Having a little bit of time before I needed to go to work, the ADGMD and I walked down to the river and sat on a bench in the sun. I opened the book to Berry's essay, The Whole Horse, and read:

"One of the primary results- and one of the primary needs- of industrialism is the separation of people and places and products from their histories. To the extent that we participate in the industrial economy, we do not know the histories of our families or of our habitats or of our meals. This is an economy, and in fact a culture, of the one-night stand....

In this condition, we have many commodities, but little satisfaction, little sense of the sufficiency of anything. The scarcity of satisfaction makes of our many commodities, in fact, and infinite series of commodities, the new commodities invariably promising greater satisfaction than the older ones. And so we can say that the industrial economy's most-marketed commodity is satisfaction, and this commodity, which is repeatedly promised, bought and paid for is never delivered. On the other hand, people who have much satisfaction do not need many commodities.

The persistent want of satisfaction is directly and complexly related to the dissociation of ourselves and all our goods from our and their histories. If things do not last, are not made to last, they can have no histories, and we who use these things can have no memories. We buy new stuff on the promise of satisfaction because we have forgot the promised satisfaction for which we bought our old stuff...

The problem of our dissatisfaction with all the things that we use is not correctable within the terms of the economy that produces those things. At present, it is virtually impossible for us to know the economic history or the ecological cost of the products we buy; the origins of the products are typically too distant and too scattered and the processes of trade, manufacture, transportation, and marketing too complicated. There are, moreover, too many good reasons for the industrial suppliers of these products not to want their histories to be known...

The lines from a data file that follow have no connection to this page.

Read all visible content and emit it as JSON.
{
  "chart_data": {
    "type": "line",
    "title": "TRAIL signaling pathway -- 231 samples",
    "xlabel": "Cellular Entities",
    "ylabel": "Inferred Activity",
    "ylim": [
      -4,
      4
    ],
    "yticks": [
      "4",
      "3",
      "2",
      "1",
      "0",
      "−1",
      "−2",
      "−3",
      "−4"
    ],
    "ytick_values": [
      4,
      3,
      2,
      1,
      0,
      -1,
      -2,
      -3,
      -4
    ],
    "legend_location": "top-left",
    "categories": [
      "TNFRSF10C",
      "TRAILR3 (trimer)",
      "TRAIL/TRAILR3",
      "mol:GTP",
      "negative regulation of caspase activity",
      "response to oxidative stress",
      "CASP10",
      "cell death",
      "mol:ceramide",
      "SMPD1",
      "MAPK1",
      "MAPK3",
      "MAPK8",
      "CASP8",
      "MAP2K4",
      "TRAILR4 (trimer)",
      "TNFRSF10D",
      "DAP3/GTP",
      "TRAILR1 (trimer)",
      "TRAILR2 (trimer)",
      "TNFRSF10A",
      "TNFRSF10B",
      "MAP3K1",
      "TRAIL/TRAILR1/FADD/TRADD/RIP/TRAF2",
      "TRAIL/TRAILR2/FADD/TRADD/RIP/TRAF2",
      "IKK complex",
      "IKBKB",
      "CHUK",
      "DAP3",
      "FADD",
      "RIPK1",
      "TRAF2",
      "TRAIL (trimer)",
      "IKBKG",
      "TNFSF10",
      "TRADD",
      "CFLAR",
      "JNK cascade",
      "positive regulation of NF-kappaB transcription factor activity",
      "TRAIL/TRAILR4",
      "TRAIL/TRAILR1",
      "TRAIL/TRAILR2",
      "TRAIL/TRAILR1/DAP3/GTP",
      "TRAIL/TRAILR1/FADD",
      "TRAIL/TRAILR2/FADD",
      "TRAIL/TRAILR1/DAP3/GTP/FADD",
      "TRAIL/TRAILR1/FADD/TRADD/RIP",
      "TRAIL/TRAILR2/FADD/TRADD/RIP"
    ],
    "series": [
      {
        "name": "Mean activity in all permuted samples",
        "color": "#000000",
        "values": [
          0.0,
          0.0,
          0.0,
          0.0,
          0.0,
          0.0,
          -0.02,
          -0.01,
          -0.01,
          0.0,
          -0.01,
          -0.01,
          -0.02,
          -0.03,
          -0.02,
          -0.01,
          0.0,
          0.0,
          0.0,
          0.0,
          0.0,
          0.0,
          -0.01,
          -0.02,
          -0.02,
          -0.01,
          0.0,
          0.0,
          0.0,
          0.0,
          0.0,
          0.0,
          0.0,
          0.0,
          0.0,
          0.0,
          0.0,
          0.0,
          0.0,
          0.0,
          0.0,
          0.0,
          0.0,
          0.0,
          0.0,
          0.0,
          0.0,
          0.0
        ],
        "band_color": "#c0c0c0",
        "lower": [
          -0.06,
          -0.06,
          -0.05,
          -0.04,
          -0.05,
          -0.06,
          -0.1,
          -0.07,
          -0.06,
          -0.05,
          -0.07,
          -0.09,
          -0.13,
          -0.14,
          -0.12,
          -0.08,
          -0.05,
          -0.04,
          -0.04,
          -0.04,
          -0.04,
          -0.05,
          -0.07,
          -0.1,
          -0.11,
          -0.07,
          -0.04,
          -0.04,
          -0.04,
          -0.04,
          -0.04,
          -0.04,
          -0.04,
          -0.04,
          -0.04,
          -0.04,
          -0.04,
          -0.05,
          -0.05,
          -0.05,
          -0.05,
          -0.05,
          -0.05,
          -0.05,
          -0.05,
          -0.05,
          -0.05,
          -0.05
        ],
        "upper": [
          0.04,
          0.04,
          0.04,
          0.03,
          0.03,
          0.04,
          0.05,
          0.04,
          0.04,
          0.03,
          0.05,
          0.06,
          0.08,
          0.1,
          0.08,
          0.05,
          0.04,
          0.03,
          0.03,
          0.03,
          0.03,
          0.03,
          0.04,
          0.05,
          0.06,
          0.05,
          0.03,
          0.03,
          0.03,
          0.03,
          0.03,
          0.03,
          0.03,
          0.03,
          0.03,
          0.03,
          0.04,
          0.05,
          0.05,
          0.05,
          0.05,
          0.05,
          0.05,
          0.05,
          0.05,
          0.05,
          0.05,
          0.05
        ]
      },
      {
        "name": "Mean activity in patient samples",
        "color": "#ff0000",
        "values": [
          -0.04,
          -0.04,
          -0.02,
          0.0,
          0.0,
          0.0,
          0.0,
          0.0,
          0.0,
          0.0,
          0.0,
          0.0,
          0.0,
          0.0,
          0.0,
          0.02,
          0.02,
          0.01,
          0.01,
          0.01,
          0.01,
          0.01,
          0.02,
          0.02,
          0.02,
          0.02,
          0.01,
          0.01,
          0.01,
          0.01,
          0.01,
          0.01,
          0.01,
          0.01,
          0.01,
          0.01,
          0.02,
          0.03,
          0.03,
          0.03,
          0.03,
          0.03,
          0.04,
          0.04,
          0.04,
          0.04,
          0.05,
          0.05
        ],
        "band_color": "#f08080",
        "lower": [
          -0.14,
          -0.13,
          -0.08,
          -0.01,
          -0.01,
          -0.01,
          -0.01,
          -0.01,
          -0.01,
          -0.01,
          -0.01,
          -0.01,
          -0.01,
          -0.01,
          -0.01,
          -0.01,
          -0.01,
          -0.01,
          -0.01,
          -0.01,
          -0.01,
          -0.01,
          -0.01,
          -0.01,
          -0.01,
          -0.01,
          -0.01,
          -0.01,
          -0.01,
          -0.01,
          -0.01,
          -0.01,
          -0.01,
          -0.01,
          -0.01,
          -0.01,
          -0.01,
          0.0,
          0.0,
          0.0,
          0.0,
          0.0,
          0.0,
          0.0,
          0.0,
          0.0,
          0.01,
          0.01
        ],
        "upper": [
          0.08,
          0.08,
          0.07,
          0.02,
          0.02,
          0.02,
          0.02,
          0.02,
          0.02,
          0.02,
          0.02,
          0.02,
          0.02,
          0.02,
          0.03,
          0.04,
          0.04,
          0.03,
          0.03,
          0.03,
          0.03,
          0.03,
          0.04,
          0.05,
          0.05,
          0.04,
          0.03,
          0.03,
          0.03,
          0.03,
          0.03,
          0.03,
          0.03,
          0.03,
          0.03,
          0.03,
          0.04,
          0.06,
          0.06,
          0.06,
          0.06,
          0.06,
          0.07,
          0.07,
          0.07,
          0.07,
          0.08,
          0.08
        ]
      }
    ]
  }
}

If the industrial economy is not correctable within its own terms, then obviously what is required for correction is a countervailing economic idea..." you think anyone at the G-20 is thinking along these lines?


SoapBoxTech said...

This reminds me of my environmental philosophy classes in second year college. I loved having these kinds of discussions with the professor, and it was easy to get into his classes. He looked like your typical aging hippie from Berkeley, all long grey hair and beard and birkenstocks and I seriously loved going to his classes. After all, they were ideas which had been in the back of my head throughout my youth.

And then a couple of years later I learned of his hypocrisy. I learned, by having become involved with college government through student government, that he and his wife liked to milk the college for maximum wages and time off. I learned that they lived in a sprawling house in the most expensive neighborhood (at the time) in town, just the two of them. I learned how hard he worked to sacrifice the successful but technically non-instructional drama program, in order to not have to give up any portion of his wages.

It was a pretty big hit at the time. I think it was likely part of why I put my head in the sand for so many years. But I often look back at that now, and remind myself not to allow myself to be so corrupted or to fall into such grotesque hypocrisy.

Good luck with your garden allotment!

Amber said...

Oh my! I'm sorry you had such an unfortunate experience with your professor. No doubt it was difficult to discover that this person you looked up to and respected didn't walk the walk.

Thank goodness that are lots of people with integrity (like Wendell Berry) from whom we can draw inspiration!

I'm excited for my garden plot and hope I can help lots of good things grow!

SoapBoxTech said...

I think the difference is that now I can find or make my own inspiration but I agree that it is definitely nice to find exterior inspiration like this.